Les femmes et les enfants de 12 ans ou même moins de cet  âge sont aussi employés dans les champs. Les femmes travaillent dans les immenses champs de palmier à huile, de légumes ou de haricot vert qui s’étendent sur plus de 50 hectares. Les plantations situées dans les profondeurs du village. Ces femmes déplacés anglophones partent avec une voiture le lundi, et ne reviennent que le vendredi. C’est-à-dire qu’elles travaillent et dormes dans des campements là-bas.

« Ce travail m’éloigne de mon mari et de mes enfants. En un mois, je passe à peine 10 jours chez moi. Je n’arrive plus à suivre ma famille, et nous sommes très mal payées. » Confesse l’une des femmes. Les autres femmes se plaignent de la condition de vie des enfants qui sont employés dans ces champs.

« À 10 ans on doit être à l’école. La loi interdit le travail forcé des enfants à ces âges-là. Nous en sommes conscient mais qu’allons-nous faire ? Nous avons besoin d’argent pour vivre. Nos enfants sont aussi obligés de travailler » explique Enoh justice, femme déplacée, qui fond ensuite en larmes.

« victime d’une cabale » Le Département du Moungo est une zone agricole. Ses terres fertiles font courir les entrepreneurs européens et Camerounais qui dépensent des fortunes pour avoir des hectares de terres afin de faire de l’agriculture extensive. Riches et célèbres, la plus part des patrons vivent entre plusieurs pays. Surtout ceux qui font de l’exportation. Informés de la plainte des déplacés anglophones qui travaillent dans leurs plantations, le regroupement des entreprises productrices de palmier à huile (Unexpalm) dit être victime d’une cabale de dénigrement. Son secrétaire général Claude Mpouma explique qu’ils n’ont jamais offert de contrats de travail discriminatoires aux déplacés anglophones.
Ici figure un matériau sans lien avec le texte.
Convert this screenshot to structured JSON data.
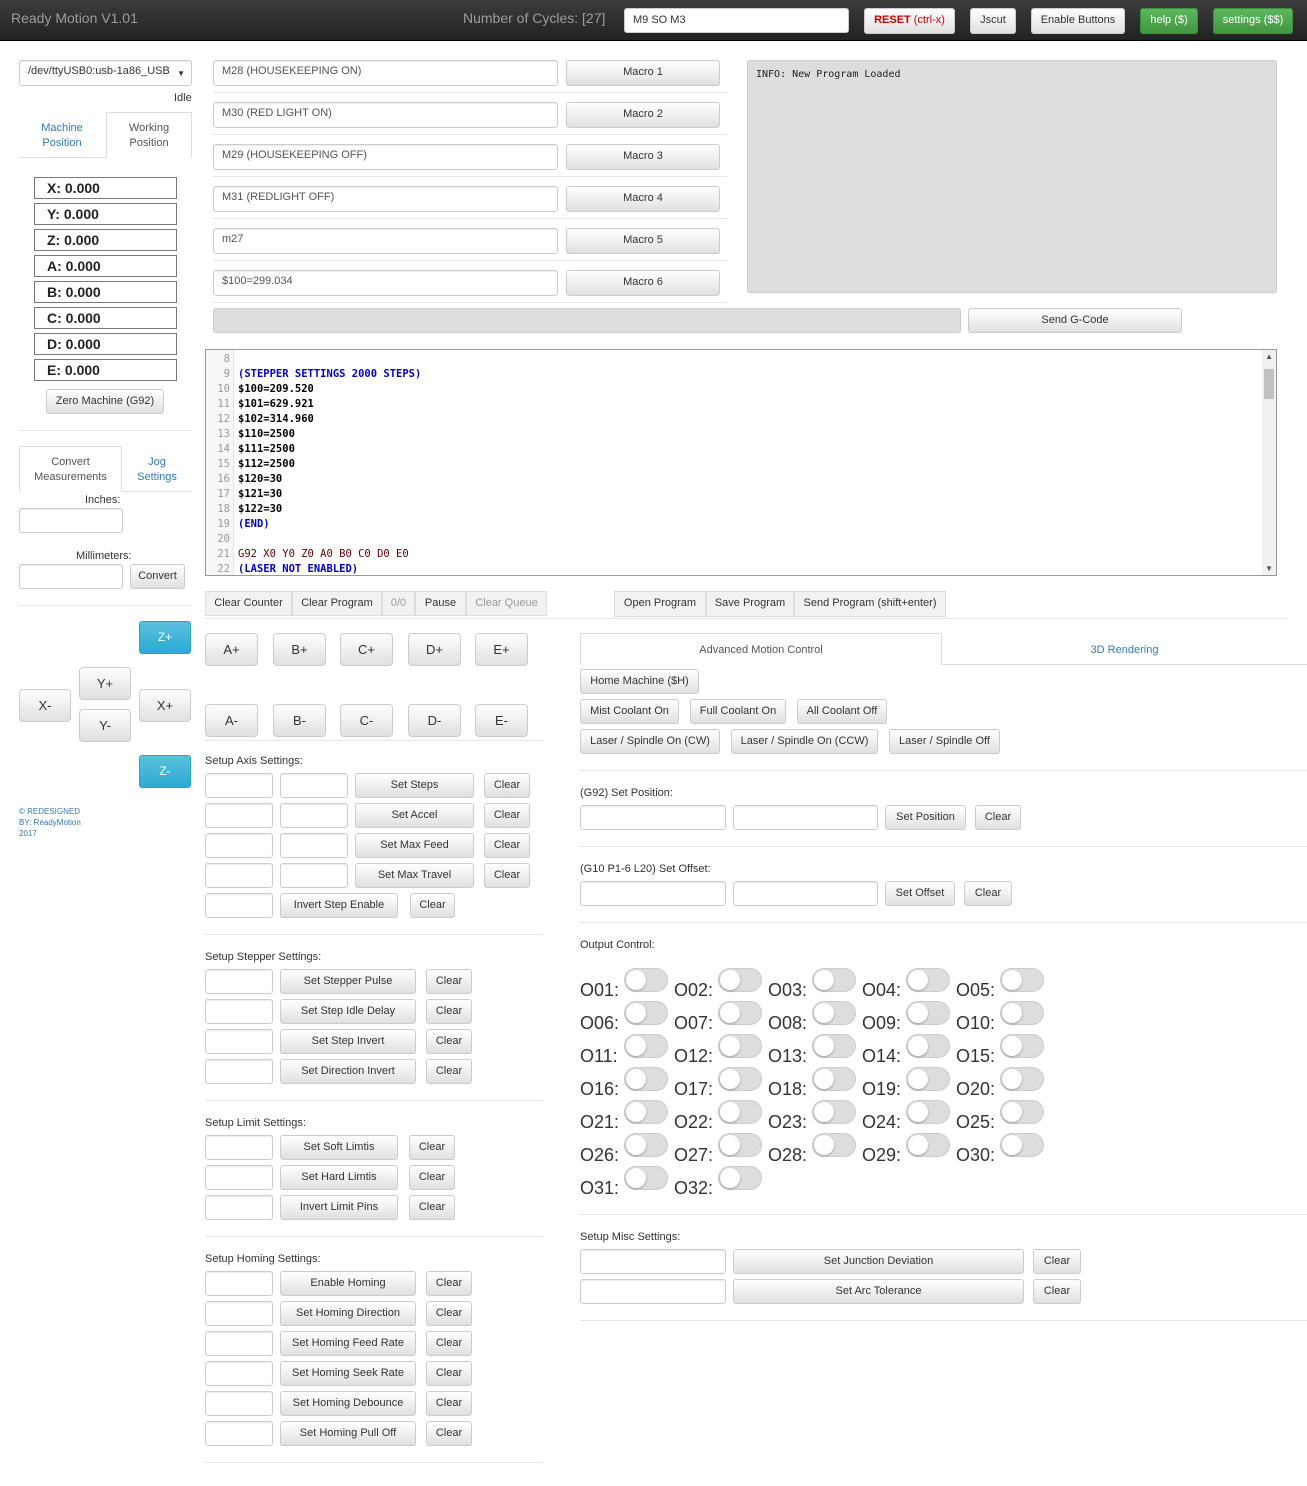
{
  "navbar": {
    "brand": "Ready Motion V1.01",
    "cycles": "Number of Cycles: [27]",
    "command_value": "M9 SO M3",
    "reset_label": "RESET",
    "reset_key": "(ctrl-x)",
    "jscut": "Jscut",
    "enable_buttons": "Enable Buttons",
    "help": "help ($)",
    "settings": "settings ($$)"
  },
  "connection": {
    "port": "/dev/ttyUSB0:usb-1a86_USB",
    "status": "Idle"
  },
  "position_tabs": {
    "machine": "Machine\nPosition",
    "working": "Working\nPosition"
  },
  "coords": [
    {
      "label": "X:",
      "value": "0.000"
    },
    {
      "label": "Y:",
      "value": "0.000"
    },
    {
      "label": "Z:",
      "value": "0.000"
    },
    {
      "label": "A:",
      "value": "0.000"
    },
    {
      "label": "B:",
      "value": "0.000"
    },
    {
      "label": "C:",
      "value": "0.000"
    },
    {
      "label": "D:",
      "value": "0.000"
    },
    {
      "label": "E:",
      "value": "0.000"
    }
  ],
  "zero_machine": "Zero Machine (G92)",
  "convert": {
    "tab_convert": "Convert\nMeasurements",
    "tab_jog": "Jog\nSettings",
    "inches_label": "Inches:",
    "mm_label": "Millimeters:",
    "convert_button": "Convert"
  },
  "jog": {
    "zplus": "Z+",
    "zminus": "Z-",
    "xplus": "X+",
    "xminus": "X-",
    "yplus": "Y+",
    "yminus": "Y-"
  },
  "footer": {
    "line1": "© REDESIGNED",
    "line2": "BY: ReadyMotion",
    "line3": "2017"
  },
  "macros": [
    {
      "value": "M28 (HOUSEKEEPING ON)",
      "label": "Macro 1"
    },
    {
      "value": "M30 (RED LIGHT ON)",
      "label": "Macro 2"
    },
    {
      "value": "M29 (HOUSEKEEPING OFF)",
      "label": "Macro 3"
    },
    {
      "value": "M31 (REDLIGHT OFF)",
      "label": "Macro 4"
    },
    {
      "value": "m27",
      "label": "Macro 5"
    },
    {
      "value": "$100=299.034",
      "label": "Macro 6"
    }
  ],
  "console_text": "INFO: New Program Loaded",
  "send_gcode": "Send G-Code",
  "editor": {
    "lines": [
      {
        "n": "8",
        "text": "",
        "kind": "gcode"
      },
      {
        "n": "9",
        "text": "(STEPPER SETTINGS 2000 STEPS)",
        "kind": "comment"
      },
      {
        "n": "10",
        "text": "$100=209.520",
        "kind": "gcode"
      },
      {
        "n": "11",
        "text": "$101=629.921",
        "kind": "gcode"
      },
      {
        "n": "12",
        "text": "$102=314.960",
        "kind": "gcode"
      },
      {
        "n": "13",
        "text": "$110=2500",
        "kind": "gcode"
      },
      {
        "n": "14",
        "text": "$111=2500",
        "kind": "gcode"
      },
      {
        "n": "15",
        "text": "$112=2500",
        "kind": "gcode"
      },
      {
        "n": "16",
        "text": "$120=30",
        "kind": "gcode"
      },
      {
        "n": "17",
        "text": "$121=30",
        "kind": "gcode"
      },
      {
        "n": "18",
        "text": "$122=30",
        "kind": "gcode"
      },
      {
        "n": "19",
        "text": "(END)",
        "kind": "comment"
      },
      {
        "n": "20",
        "text": "",
        "kind": "gcode"
      },
      {
        "n": "21",
        "text": "G92 X0 Y0 Z0 A0 B0 C0 D0 E0",
        "kind": "g92"
      },
      {
        "n": "22",
        "text": "(LASER NOT ENABLED)",
        "kind": "comment"
      }
    ]
  },
  "queue": {
    "clear_counter": "Clear Counter",
    "clear_program": "Clear Program",
    "count": "0/0",
    "pause": "Pause",
    "clear_queue": "Clear Queue",
    "open_program": "Open Program",
    "save_program": "Save Program",
    "send_program": "Send Program (shift+enter)"
  },
  "axis_buttons": {
    "plus": [
      "A+",
      "B+",
      "C+",
      "D+",
      "E+"
    ],
    "minus": [
      "A-",
      "B-",
      "C-",
      "D-",
      "E-"
    ]
  },
  "setup_axis": {
    "title": "Setup Axis Settings:",
    "rows": [
      "Set Steps",
      "Set Accel",
      "Set Max Feed",
      "Set Max Travel"
    ],
    "invert": "Invert Step Enable",
    "clear": "Clear"
  },
  "setup_stepper": {
    "title": "Setup Stepper Settings:",
    "rows": [
      "Set Stepper Pulse",
      "Set Step Idle Delay",
      "Set Step Invert",
      "Set Direction Invert"
    ],
    "clear": "Clear"
  },
  "setup_limit": {
    "title": "Setup Limit Settings:",
    "rows": [
      "Set Soft Limtis",
      "Set Hard Limtis",
      "Invert Limit Pins"
    ],
    "clear": "Clear"
  },
  "setup_homing": {
    "title": "Setup Homing Settings:",
    "rows": [
      "Enable Homing",
      "Set Homing Direction",
      "Set Homing Feed Rate",
      "Set Homing Seek Rate",
      "Set Homing Debounce",
      "Set Homing Pull Off"
    ],
    "clear": "Clear"
  },
  "right_tabs": {
    "advanced": "Advanced Motion Control",
    "rendering": "3D Rendering"
  },
  "motion": {
    "home": "Home Machine ($H)",
    "mist": "Mist Coolant On",
    "full": "Full Coolant On",
    "all_off": "All Coolant Off",
    "cw": "Laser / Spindle On (CW)",
    "ccw": "Laser / Spindle On (CCW)",
    "off": "Laser / Spindle Off"
  },
  "g92": {
    "title": "(G92) Set Position:",
    "button": "Set Position",
    "clear": "Clear"
  },
  "g10": {
    "title": "(G10 P1-6 L20) Set Offset:",
    "button": "Set Offset",
    "clear": "Clear"
  },
  "output": {
    "title": "Output Control:",
    "labels": [
      "O01:",
      "O02:",
      "O03:",
      "O04:",
      "O05:",
      "O06:",
      "O07:",
      "O08:",
      "O09:",
      "O10:",
      "O11:",
      "O12:",
      "O13:",
      "O14:",
      "O15:",
      "O16:",
      "O17:",
      "O18:",
      "O19:",
      "O20:",
      "O21:",
      "O22:",
      "O23:",
      "O24:",
      "O25:",
      "O26:",
      "O27:",
      "O28:",
      "O29:",
      "O30:",
      "O31:",
      "O32:"
    ]
  },
  "misc": {
    "title": "Setup Misc Settings:",
    "junction": "Set Junction Deviation",
    "arc": "Set Arc Tolerance",
    "clear": "Clear"
  },
  "colors": {
    "navbar": "#222222",
    "green": "#5cb85c",
    "blue": "#5bc0de",
    "reset_red": "#cc0000",
    "comment_blue": "#0000cc"
  }
}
 « Ceux qui sont dans les champs sont des agents temporaires sans critères fixes de sélection. Généralement se sont des travaux qu’on, offre aux populations riveraines en respect des contrats d’exploitation avec l’Etat » se défend l’un des chefs d’entreprises. D’autres syndicats de regroupement des agriculteurs comme ceux de banane plantain et de palmier à huile ne cachent pas leurs satisfactions d’avouer que pour toute entreprise, « la main d’œuvre moins chère est toujours la bienvenue ».

Une pratique en violation de la loi L’article 10 du pacte économique, social et culturel ratifié par le Cameroun stipule que l’Etat a le devoir d’apporter « Une protection et une assistance aussi larges que possible à la famille, qui est l’élément naturel et fondamental de la société, en particulier pour sa formation et aussi longtemps qu’elle a la responsabilité de l’entretien et de l’éducation d’enfants à charge ». L’article 11 rajoute que «  Les Etats parties au présent Pacte reconnaissent le droit de toute personne à un niveau de vie suffisant pour elle-même et sa famille, y compris une nourriture, un vêtement et un logement suffisants, ainsi qu’à une amélioration constante de ses conditions d’existence. Les Etats parties prendront des mesures appropriées pour assurer la réalisation de ce droit et ils reconnaissent à cet effet l’importance essentielle d’une coopération internationale librement consentie ». Les autorités doivent donc prendre des mesures pour l’amélioration de la condition de vie des déplacés anglophones du Moungo.